A decent runbook answers:

what “bad” looks like (and how to confirm it’s real)
how to tell severity / who’s affected
the safest first action (and what not to do)
how to roll back or back out a change
who to escalate to, and what info to include
what to communicate while you work

Even if you can’t execute every step, a runbook lets you describe the issue cleanly, pull the right people in quickly, and avoid thrash.

It should be scannable. It should be blunt. It should prefer verbs over paragraphs. It should assume you’re reading it under stress.

If you want a team to “stay” with a system over time, the runbook is one of the most practical places to start.

Checklist

This is the starter runbook we use when we adopt a service. It’s intentionally boring.

Notes

A runbook doesn’t need to be comprehensive. It needs to be usable.

Usable usually means:

the first page tells you where to look
the first step is safe (and reversible)
the doc is short enough that someone will actually read it

If the runbook is long, make the top section scannable and link out to deeper docs. Don’t bury the first action under context.

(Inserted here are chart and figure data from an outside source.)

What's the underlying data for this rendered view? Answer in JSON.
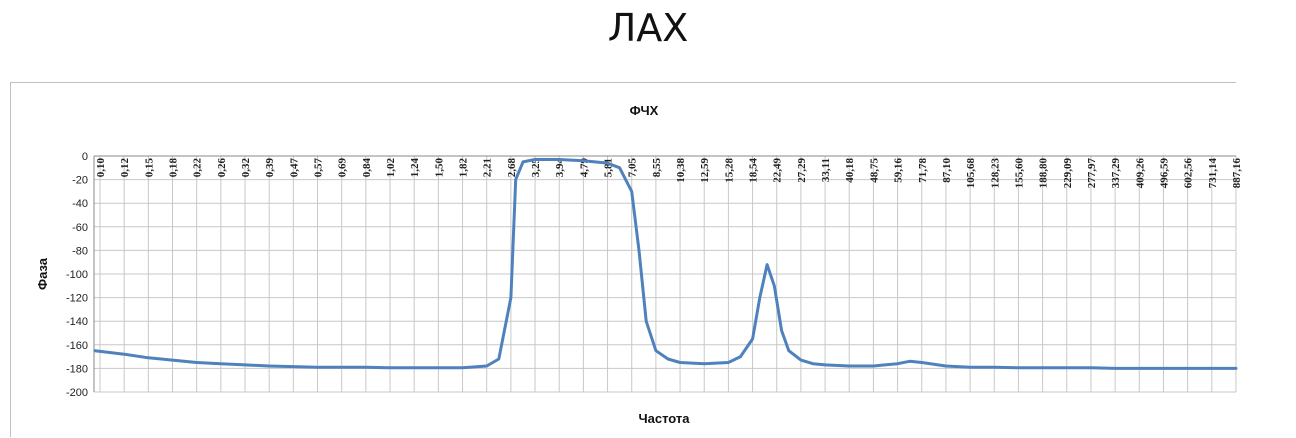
{
  "page": {
    "title": "ЛАХ"
  },
  "chart_data": {
    "type": "line",
    "title": "ФЧХ",
    "xlabel": "Частота",
    "ylabel": "Фаза",
    "ylim": [
      -200,
      0
    ],
    "y_ticks": [
      0,
      -20,
      -40,
      -60,
      -80,
      -100,
      -120,
      -140,
      -160,
      -180,
      -200
    ],
    "x_tick_labels": [
      "0,10",
      "0,12",
      "0,15",
      "0,18",
      "0,22",
      "0,26",
      "0,32",
      "0,39",
      "0,47",
      "0,57",
      "0,69",
      "0,84",
      "1,02",
      "1,24",
      "1,50",
      "1,82",
      "2,21",
      "2,68",
      "3,25",
      "3,94",
      "4,79",
      "5,81",
      "7,05",
      "8,55",
      "10,38",
      "12,59",
      "15,28",
      "18,54",
      "22,49",
      "27,29",
      "33,11",
      "40,18",
      "48,75",
      "59,16",
      "71,78",
      "87,10",
      "105,68",
      "128,23",
      "155,60",
      "188,80",
      "229,09",
      "277,97",
      "337,29",
      "409,26",
      "496,59",
      "602,56",
      "731,14",
      "887,16"
    ],
    "grid": true,
    "legend": "none",
    "line_color": "#4f81bd",
    "series": [
      {
        "name": "",
        "x": [
          0,
          1,
          2,
          3,
          4,
          5,
          6,
          7,
          8,
          9,
          10,
          11,
          12,
          13,
          14,
          15,
          16,
          16.5,
          17,
          17.2,
          17.5,
          18,
          18.5,
          19,
          20,
          21,
          21.5,
          22,
          22.3,
          22.6,
          23,
          23.5,
          24,
          25,
          26,
          26.5,
          27,
          27.3,
          27.6,
          27.9,
          28.2,
          28.5,
          29,
          29.5,
          30,
          31,
          32,
          33,
          33.5,
          34,
          35,
          36,
          37,
          38,
          39,
          40,
          41,
          42,
          43,
          44,
          45,
          46,
          47
        ],
        "values": [
          -165,
          -168,
          -171,
          -173,
          -175,
          -176,
          -177,
          -178,
          -178.5,
          -179,
          -179,
          -179,
          -179.5,
          -179.5,
          -179.5,
          -179.5,
          -178,
          -172,
          -120,
          -20,
          -5,
          -3,
          -3,
          -3,
          -4,
          -6,
          -10,
          -30,
          -80,
          -140,
          -165,
          -172,
          -175,
          -176,
          -175,
          -170,
          -155,
          -120,
          -92,
          -110,
          -148,
          -165,
          -173,
          -176,
          -177,
          -178,
          -178,
          -176,
          -174,
          -175,
          -178,
          -179,
          -179,
          -179.5,
          -179.5,
          -179.5,
          -179.5,
          -180,
          -180,
          -180,
          -180,
          -180,
          -180
        ]
      }
    ]
  }
}
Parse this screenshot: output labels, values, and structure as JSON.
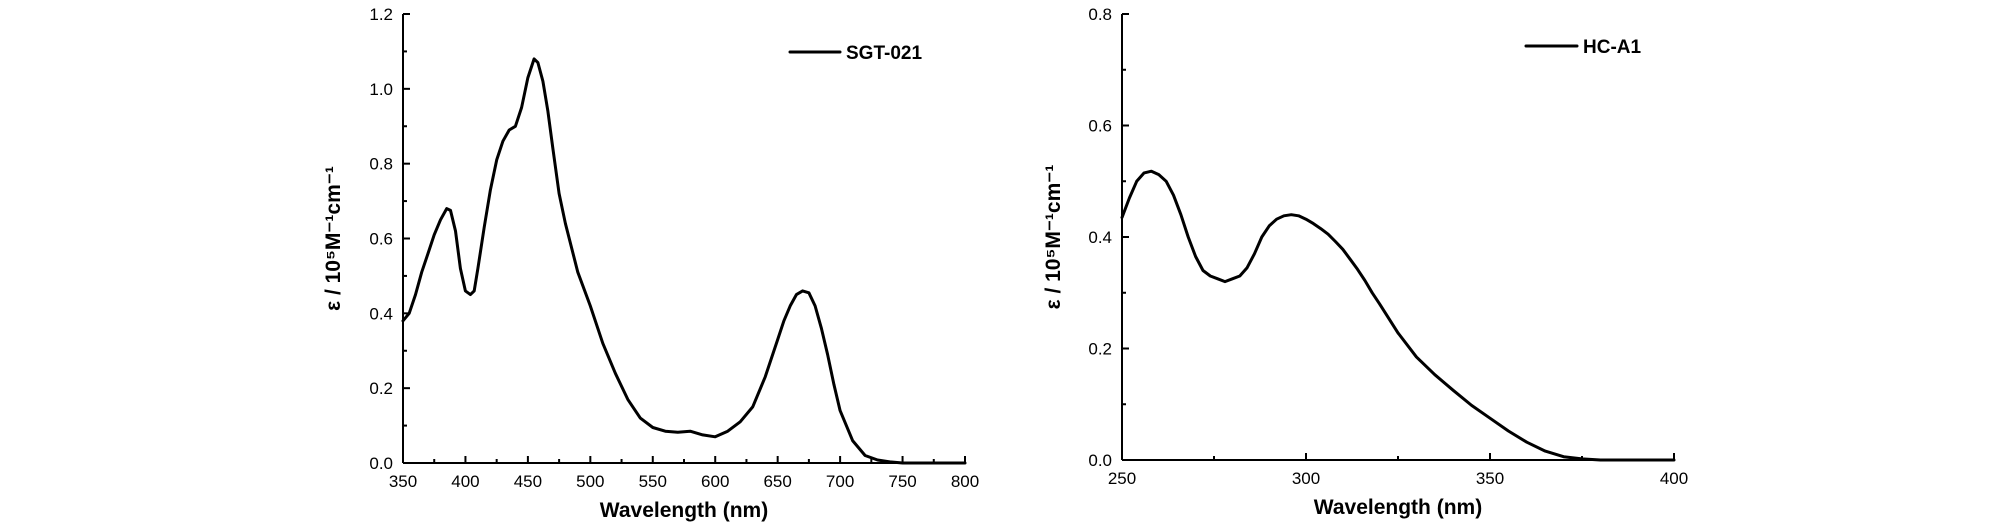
{
  "chart_data": [
    {
      "type": "line",
      "xlabel": "Wavelength (nm)",
      "ylabel": "ε / 10⁵M⁻¹cm⁻¹",
      "xlim": [
        350,
        800
      ],
      "ylim": [
        0.0,
        1.2
      ],
      "xticks": [
        350,
        400,
        450,
        500,
        550,
        600,
        650,
        700,
        750,
        800
      ],
      "yticks": [
        0.0,
        0.2,
        0.4,
        0.6,
        0.8,
        1.0,
        1.2
      ],
      "xtick_labels": [
        "350",
        "400",
        "450",
        "500",
        "550",
        "600",
        "650",
        "700",
        "750",
        "800"
      ],
      "ytick_labels": [
        "0.0",
        "0.2",
        "0.4",
        "0.6",
        "0.8",
        "1.0",
        "1.2"
      ],
      "grid": false,
      "legend_position": "top-right",
      "series": [
        {
          "name": "SGT-021",
          "color": "#000000",
          "x": [
            350,
            355,
            360,
            365,
            370,
            375,
            380,
            385,
            388,
            392,
            396,
            400,
            404,
            407,
            410,
            415,
            420,
            425,
            430,
            435,
            440,
            445,
            450,
            455,
            458,
            462,
            466,
            470,
            475,
            480,
            490,
            500,
            510,
            520,
            530,
            540,
            550,
            560,
            570,
            580,
            590,
            600,
            610,
            620,
            630,
            640,
            650,
            655,
            660,
            665,
            670,
            675,
            680,
            685,
            690,
            695,
            700,
            710,
            720,
            730,
            740,
            750,
            760,
            780,
            800
          ],
          "y": [
            0.38,
            0.4,
            0.45,
            0.51,
            0.56,
            0.61,
            0.65,
            0.68,
            0.675,
            0.62,
            0.52,
            0.46,
            0.45,
            0.46,
            0.52,
            0.63,
            0.73,
            0.81,
            0.86,
            0.89,
            0.9,
            0.95,
            1.03,
            1.08,
            1.07,
            1.02,
            0.94,
            0.84,
            0.72,
            0.64,
            0.51,
            0.42,
            0.32,
            0.24,
            0.17,
            0.12,
            0.095,
            0.085,
            0.082,
            0.085,
            0.075,
            0.07,
            0.085,
            0.11,
            0.15,
            0.23,
            0.33,
            0.38,
            0.42,
            0.45,
            0.46,
            0.455,
            0.42,
            0.36,
            0.29,
            0.21,
            0.14,
            0.06,
            0.02,
            0.008,
            0.003,
            0.0,
            0.0,
            0.0,
            0.0
          ]
        }
      ]
    },
    {
      "type": "line",
      "xlabel": "Wavelength (nm)",
      "ylabel": "ε / 10⁵M⁻¹cm⁻¹",
      "xlim": [
        250,
        400
      ],
      "ylim": [
        0.0,
        0.8
      ],
      "xticks": [
        250,
        300,
        350,
        400
      ],
      "yticks": [
        0.0,
        0.2,
        0.4,
        0.6,
        0.8
      ],
      "xtick_labels": [
        "250",
        "300",
        "350",
        "400"
      ],
      "ytick_labels": [
        "0.0",
        "0.2",
        "0.4",
        "0.6",
        "0.8"
      ],
      "grid": false,
      "legend_position": "top-right",
      "series": [
        {
          "name": "HC-A1",
          "color": "#000000",
          "x": [
            250,
            252,
            254,
            256,
            258,
            260,
            262,
            264,
            266,
            268,
            270,
            272,
            274,
            276,
            278,
            280,
            282,
            284,
            286,
            288,
            290,
            292,
            294,
            296,
            298,
            300,
            302,
            304,
            306,
            308,
            310,
            312,
            314,
            316,
            318,
            320,
            325,
            330,
            335,
            340,
            345,
            350,
            355,
            360,
            365,
            370,
            375,
            380,
            385,
            390,
            395,
            400
          ],
          "y": [
            0.435,
            0.47,
            0.5,
            0.515,
            0.518,
            0.512,
            0.5,
            0.475,
            0.44,
            0.4,
            0.365,
            0.34,
            0.33,
            0.325,
            0.32,
            0.325,
            0.33,
            0.345,
            0.37,
            0.4,
            0.42,
            0.432,
            0.438,
            0.44,
            0.438,
            0.432,
            0.424,
            0.415,
            0.405,
            0.392,
            0.378,
            0.36,
            0.342,
            0.322,
            0.3,
            0.28,
            0.228,
            0.185,
            0.153,
            0.125,
            0.098,
            0.075,
            0.052,
            0.032,
            0.016,
            0.006,
            0.002,
            0.0,
            0.0,
            0.0,
            0.0,
            0.0
          ]
        }
      ]
    }
  ]
}
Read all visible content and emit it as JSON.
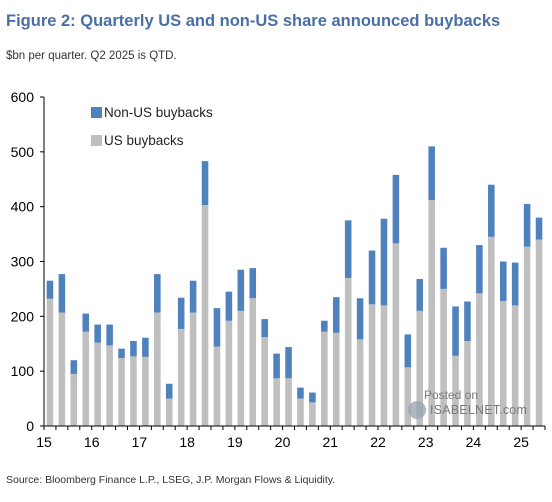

If you can’t name a safe first action, you don’t have a runbook yet.

The safe first action is usually: stop the bleeding, restore visibility, then decide.

A quick test: can an engineer who didn’t build this service take a safe first action from this doc?

Write it like you’re writing UI copy. Prefer short labels. Use consistent naming. Put the important links and commands where someone can find them without scrolling through a wall of text.

We also make the runbook discoverable from the first entry point:

a page links to the first dashboard
the first dashboard links back to the runbook
tickets/alerts link to both

If you can’t find the runbook from the page payload, it’s not operational yet.

One more test we like: can someone new to the rotation follow the runbook on a calm Tuesday?

If they can’t, the problem isn’t them. The interface is unclear.

And update the runbook as part of the change—not “after.”

If this checklist feels like overhead, it usually means incidents are doing the documentation work for you. That trade is expensive.

Takeaways

In an incident, your runbook is the UI.

If the UI is unclear, you will pay for it in time, stress, and unnecessary escalation.

Write the runbook before you need it.